Given the differences between the software assets and expertise in enterprises, it is inevitable that companies choose different approaches and implementation strategies for EAI. It is important to develop a well thought-out plan for implementing EAI that considers the costs and resources needed and the benefits that are accrued. A slow, methodical, piecemeal approach is most common, where applications are integrated gradually over time. It makes sense to single out some applications and use them as test cases in pilot programs to evaluate specific approaches, tools, and technologies.
The previous section about the different approaches to EAI implied the use of synchronous communication between existing applications. The image is that somewhere beneath the surface, the EAI components use some form of remote procedure call (RPC) to pass appropriate information from one application to others and participate in transactions when necessary. However, synchronous RPCs are not usually a requirement or even recommended for implementing many EAI strategies. Much of this sharing of information is handled effectively using asynchronous communication and messaging.

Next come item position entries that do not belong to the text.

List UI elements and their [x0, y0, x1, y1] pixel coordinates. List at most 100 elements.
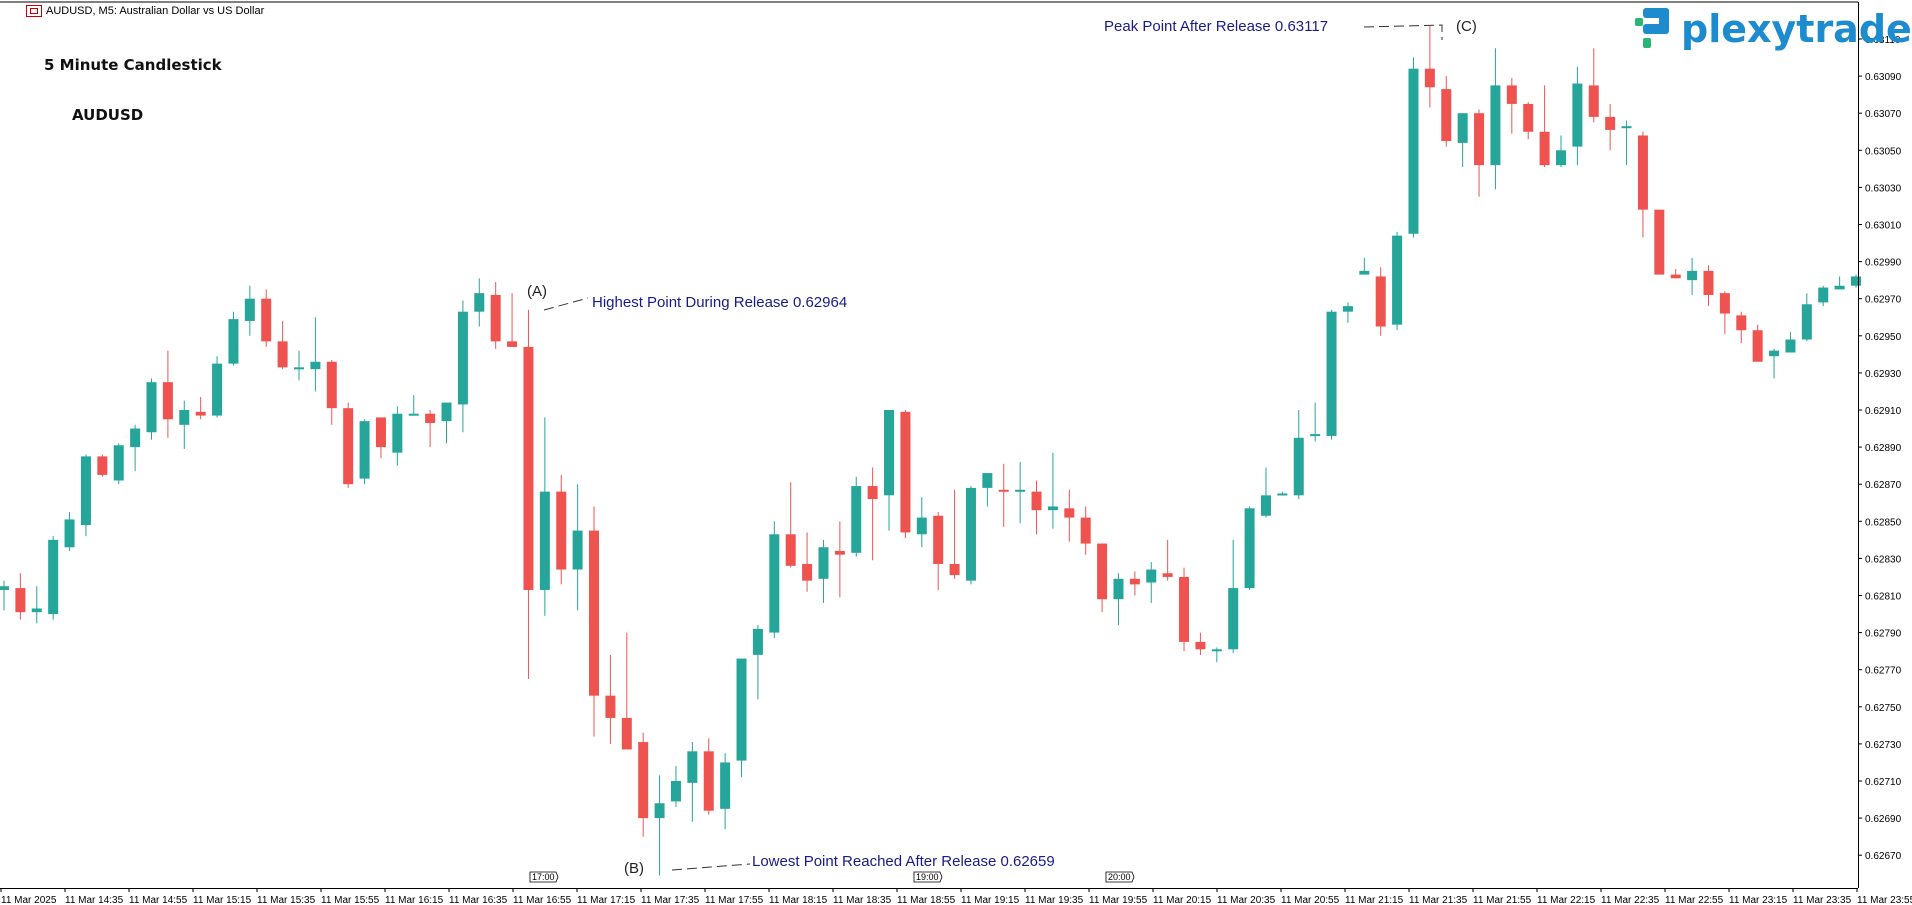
candle-body — [457, 311, 468, 405]
candle — [1129, 571, 1140, 596]
candle-body — [556, 491, 567, 570]
annotation-b-line — [671, 863, 751, 871]
candle — [1113, 573, 1124, 626]
candle — [1801, 293, 1812, 342]
x-tick-label: 11 Mar 17:35 — [641, 895, 700, 905]
candle — [802, 532, 813, 592]
y-tick-label: 0.63030 — [1865, 183, 1902, 194]
candle-body — [687, 751, 698, 783]
y-tick-label: 0.62690 — [1865, 814, 1902, 825]
candle — [1736, 311, 1747, 344]
candle — [1851, 274, 1861, 288]
candle — [408, 395, 419, 416]
candle — [1506, 77, 1517, 134]
candle — [64, 512, 75, 551]
y-tick-label: 0.62950 — [1865, 332, 1902, 343]
y-tick-label: 0.62790 — [1865, 629, 1902, 640]
candle — [1342, 302, 1353, 323]
candle-body — [1228, 588, 1239, 650]
candle-body — [670, 781, 681, 802]
candle — [441, 402, 452, 444]
candle — [1555, 135, 1566, 167]
annotation-a: Highest Point During Release 0.62964 — [592, 294, 848, 311]
candle — [638, 732, 649, 837]
annotation-a-line — [543, 297, 589, 311]
candle-body — [834, 550, 845, 555]
x-tick-label: 11 Mar 20:15 — [1153, 895, 1212, 905]
candle-body — [1244, 508, 1255, 589]
x-tick-label: 11 Mar 15:15 — [193, 895, 252, 905]
plexytrade-logo: plexytrade — [1633, 6, 1912, 52]
candle-body — [162, 382, 173, 420]
candle-body — [1015, 489, 1026, 492]
candle-body — [1195, 641, 1206, 650]
candle-body — [326, 361, 337, 409]
candle-body — [572, 530, 583, 570]
candle-body — [1555, 150, 1566, 166]
marker-c: (C) — [1456, 18, 1477, 35]
candle-body — [343, 408, 354, 485]
candle-body — [720, 762, 731, 809]
time-marker-label: 19:00 — [916, 872, 939, 882]
candle-body — [1113, 578, 1124, 600]
candle-body — [703, 751, 714, 811]
y-tick-label: 0.62930 — [1865, 369, 1902, 380]
y-tick-label: 0.63110 — [1865, 35, 1901, 46]
candle-body — [15, 588, 26, 613]
y-tick-label: 0.62890 — [1865, 443, 1902, 454]
candle — [1539, 85, 1550, 167]
window-title: AUDUSD, M5: Australian Dollar vs US Doll… — [26, 5, 264, 17]
candle — [1359, 257, 1370, 275]
candle-body — [146, 382, 157, 433]
y-tick-label: 0.62710 — [1865, 777, 1902, 788]
x-tick-label: 11 Mar 18:35 — [833, 895, 892, 905]
candle-body — [1359, 270, 1370, 275]
x-tick-label: 11 Mar 20:55 — [1281, 895, 1340, 905]
candles-layer — [0, 26, 1861, 876]
candle — [900, 410, 911, 538]
candle-body — [1474, 113, 1485, 166]
x-tick-label: 11 Mar 19:15 — [961, 895, 1020, 905]
x-tick-label: 11 Mar 19:35 — [1025, 895, 1084, 905]
candle — [0, 580, 9, 611]
candle-body — [1588, 85, 1599, 117]
candle — [179, 400, 190, 449]
candle-body — [1621, 126, 1632, 129]
time-marker: 17:00 — [529, 871, 559, 883]
candle-body — [277, 341, 288, 368]
candle — [31, 586, 42, 624]
candle — [425, 410, 436, 448]
candle — [1162, 539, 1173, 581]
candle-body — [1097, 543, 1108, 600]
candle-body — [1851, 276, 1861, 286]
y-tick-label: 0.62850 — [1865, 517, 1902, 528]
candle — [1670, 269, 1681, 279]
candle-body — [1654, 209, 1665, 275]
x-tick-label: 11 Mar 18:55 — [897, 895, 956, 905]
candle-body — [490, 294, 501, 342]
candle — [1097, 543, 1108, 613]
x-tick-label: 11 Mar 16:15 — [385, 895, 444, 905]
candle-body — [736, 658, 747, 761]
candle — [1457, 113, 1468, 167]
candle-body — [1834, 285, 1845, 290]
candle-body — [1736, 315, 1747, 331]
candle-body — [392, 413, 403, 453]
y-tick-label: 0.62770 — [1865, 666, 1902, 677]
candle-body — [1801, 304, 1812, 340]
x-tick-label: 11 Mar 23:15 — [1729, 895, 1788, 905]
x-tick-label: 11 Mar 22:15 — [1537, 895, 1596, 905]
candle — [670, 766, 681, 807]
candle — [884, 410, 895, 531]
candle-body — [1572, 83, 1583, 147]
candle — [277, 320, 288, 370]
candle — [703, 738, 714, 815]
candle — [687, 742, 698, 822]
candle-body — [1703, 270, 1714, 295]
time-marker-label: 17:00 — [532, 872, 555, 882]
marker-a: (A) — [527, 283, 547, 300]
candle — [1523, 102, 1534, 140]
candle — [589, 506, 600, 737]
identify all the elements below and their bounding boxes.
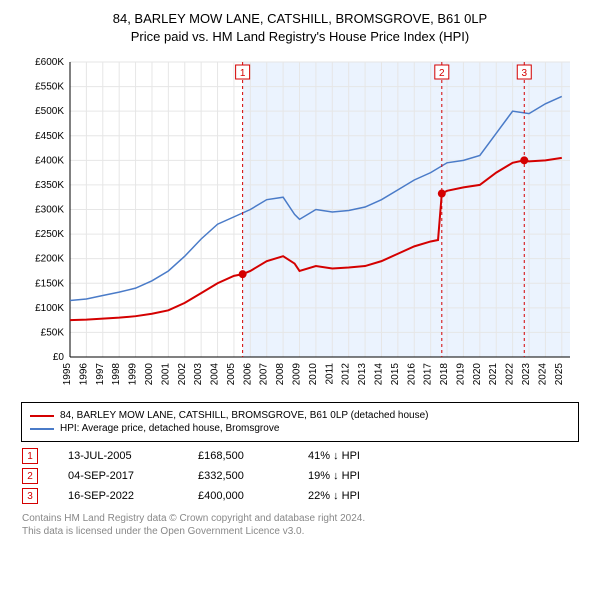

This process is illustrated by using personnel address information as an example. An employee needs to change home address information. A user enters this change into the primary application (perhaps this is the human resources system) that updates records in the primary data store for this system. Populating these changes to other applications such as the Payroll system probably does not need to be synchronous. The address in the Payroll system is most likely used twice a month or quarterly when checks are sent or W-2 forms are issued to employees. Some messaging or asynchronous process that guarantees updates to Payroll and other applications would work just as well, hence the popularity of message-oriented-middleware (MOM) and other messaging technologies as a tool for implementing EAI.